Here’s an astonishing assertion: “We are convinced the machine can do better than human anesthesiologists.” This statement was made by a doctor. Not only a doctor but an anesthesiologist. Not just an anesthesiologist but a pediatric anesthesiologist.
Not just any old pediatric anesthesiologist but one in charge of pediatric anesthesia research at the University of British Columbia medical school in Vancouver. One can only assume that this guy has a pretty low estimation of what his colleagues can do. Must make for great break room conversation.
The doctor making this statement, one JM Ansermino, is co-creator of a new automated anesthesia system called, cutely, iControl-RP. This machine uses vital sign readings along with oxygen saturation levels and EEG monitoring to give anesthesia to patients undergoing surgery, without any human input. Thanks to my fellow blogger Karen Siebert for pointing this one out. http://in-training.org/why-not-not-go-anesthesia-karen-sibert-md-9276 and http://www.washingtonpost.com/blogs/the-switch/wp/2015/05/15/one-anesthesiology-robot-dips-its-toes-into-whats-possible-this-one-jumps-all-in/
iControl-RP is what the creators call “A scheme-based closed-loop anesthesia system”. Here’s what their paper says about it: (http://www.researchgate.net/publication/264860147_A_Scheme-Based_Closed-Loop_Anesthesia_System)

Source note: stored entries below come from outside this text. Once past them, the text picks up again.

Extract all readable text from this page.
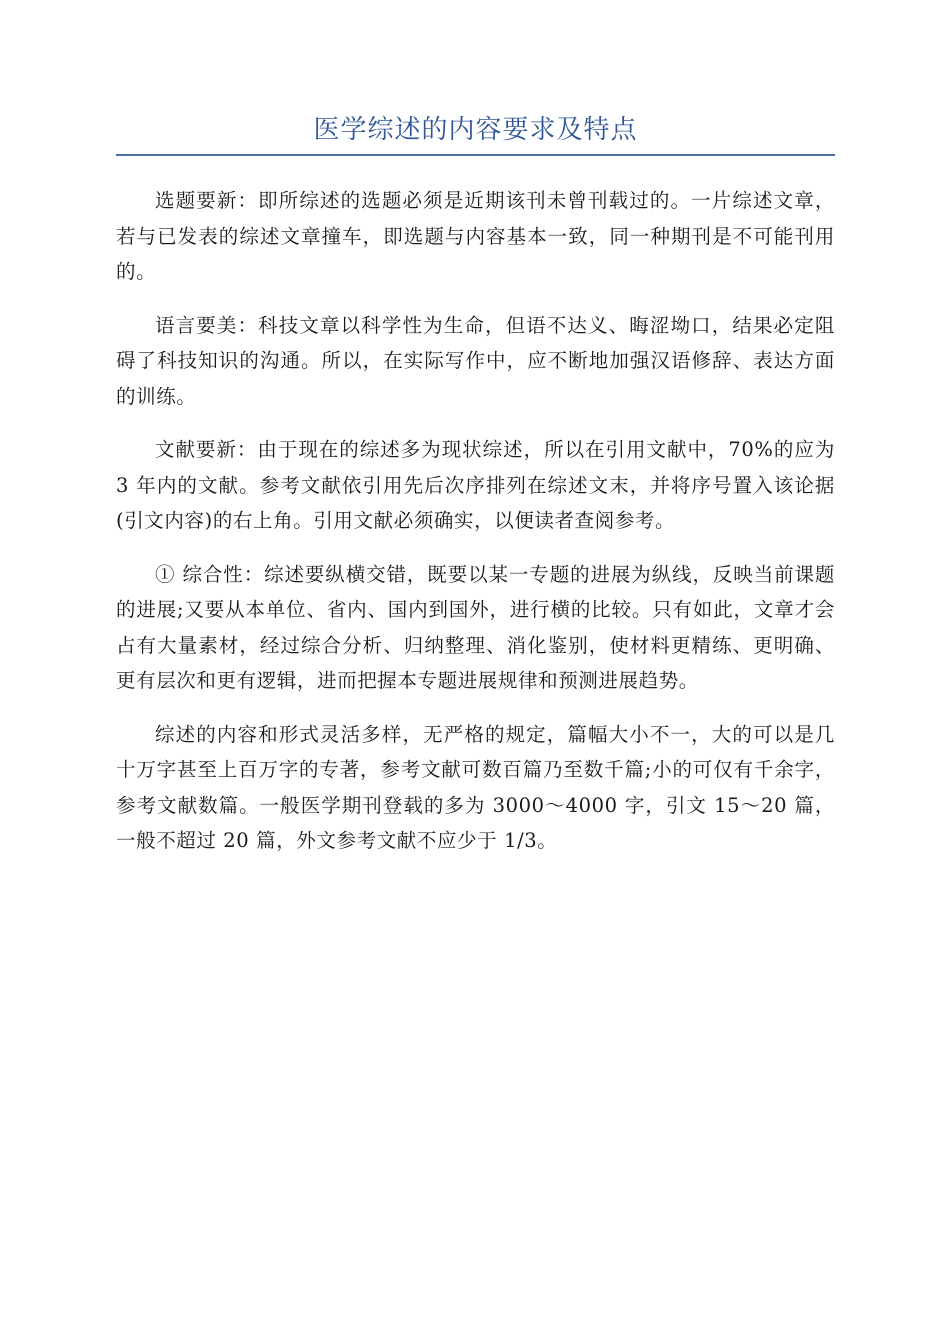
医学综述的内容要求及特点

选题要新：即所综述的选题必须是近期该刊未曾刊载过的。一片综述文章，若与已发表的综述文章撞车，即选题与内容基本一致，同一种期刊是不可能刊用的。

语言要美：科技文章以科学性为生命，但语不达义、晦涩坳口，结果必定阻碍了科技知识的沟通。所以，在实际写作中，应不断地加强汉语修辞、表达方面的训练。

文献要新：由于现在的综述多为现状综述，所以在引用文献中，70%的应为 3 年内的文献。参考文献依引用先后次序排列在综述文末，并将序号置入该论据(引文内容)的右上角。引用文献必须确实，以便读者查阅参考。

① 综合性：综述要纵横交错，既要以某一专题的进展为纵线，反映当前课题的进展;又要从本单位、省内、国内到国外，进行横的比较。只有如此，文章才会占有大量素材，经过综合分析、归纳整理、消化鉴别，使材料更精练、更明确、更有层次和更有逻辑，进而把握本专题进展规律和预测进展趋势。

综述的内容和形式灵活多样，无严格的规定，篇幅大小不一，大的可以是几十万字甚至上百万字的专著，参考文献可数百篇乃至数千篇;小的可仅有千余字，参考文献数篇。一般医学期刊登载的多为 3000～4000 字，引文 15～20 篇，一般不超过 20 篇，外文参考文献不应少于 1/3。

The system software in its entirety consists of approximately 22K lines of Scheme code and features a client-server implementation interfacing medical devices with portable graphical user interface. The strengths of the Scheme functional language have been leveraged to build a robust maintainable modular system with extensive testing facilities to mitigate the inherent safety hazards associated with the application.
Blah, blah, blah… wait. “Inherent safety hazards?” You think?
Look. Here is the “problem” that the folks in Vancouver are hoping to “solve”. Intravenous anesthetics like Propofol have dosage and administration guidelines that are, in practice, mere suggestions. People have a very wide range of responses to sedatives and the effects can not always be predicted. Which is why you have a human, an anesthesiologist or CRNA, up at the head of the bed controlling the dosing. This type of sedation, using intravenous agents only, is not usually called “General Anesthesia (GA)”. You can do a GA with just IV drugs but is not very common. Usually Propofol infusions are used in what we call a MAC or “Monitored Anesthetic Care” which is a really stupid name that basically implies that someone is giving sedation and monitoring how it works, but in reality means that the patient is sedated but retains the ability to maintain independent respiration, and someone is adjusting things so that both sedation and spontaneous breathing occur. In other words, you’re in la la land but don’t need to be put on a ventilator. We use it for procedures in which local anesthetic effectively numbs the surgical area so that all that is needed is to make the patient comfortable.
There are a number of cases in which doing a procedure under MAC becomes difficult to impossible. For example, if the local anesthetic is not adequate to block the pain at the surgical site MAC is tricky because the level of sedation needed to eliminate the experience of pain usually also causes people to stop breathing. Obese patients are at risk of airway obstruction at even fairly low levels of sedation. A young teenager might still be reactive at very high levels of sedation. People with involuntary movements, tics, restless legs, etc. often do not lose these movements when sedated. Some people get more agitated the less aware they are of their surroundings. People who take drugs or chronic pain medications respond very differently and may prove impossible to sedate adequately under MAC conditions.
In some cases the anesthesiologist might decide “switch from a MAC to a GA”, at which time the anesthesiologist takes over breathing for the patient and thus is able to provide an higher level of sedation. This decision is not made easily or lightly. It requires considerations about patient size and state of health, how effective the surgeon is at numbing the surgical area, how fast the surgeon is, what the anesthesiologists threshold is for switching, what operation is being performed, what the duration of action of the local anesthetic is, unexpected surgical findings or complications, and ultimately, the safety of the patient. If the decision is made an actual person, i.e, the anesthesiologist, has to secure the airway and then set the ventilator and gas parameters appropriately. Consider this from the iControl-RP paper:A closed-loop automated drug delivery system that administers drug based on feedback from measurement of a physiological end point can potentially improve the outcomes for patients by addressing the inter-patient variability, providing greater hemodynamic and respiratory stability, more stable depth of anesthesia, and reducing the total dose of drug delivered.
Where in that sentence is there mention of any of the variables I just listed? Is there an algorithm for deciding a different approach is needed? Are there different settings for different surgeons? Do you dial in a different number for the super-anxious patient or the one with the Methadone habit? Inter-patient variability is what makes anesthesia part art, part science. Inter-patient variability is the very reason we need actual humans at the head of the bed. Patients are not Scheme code. Which is why…
The “operating room scenario” depicted in figure 1 of the creators’ Researchgate article features an attending anesthesiologist. To monitor the iControl.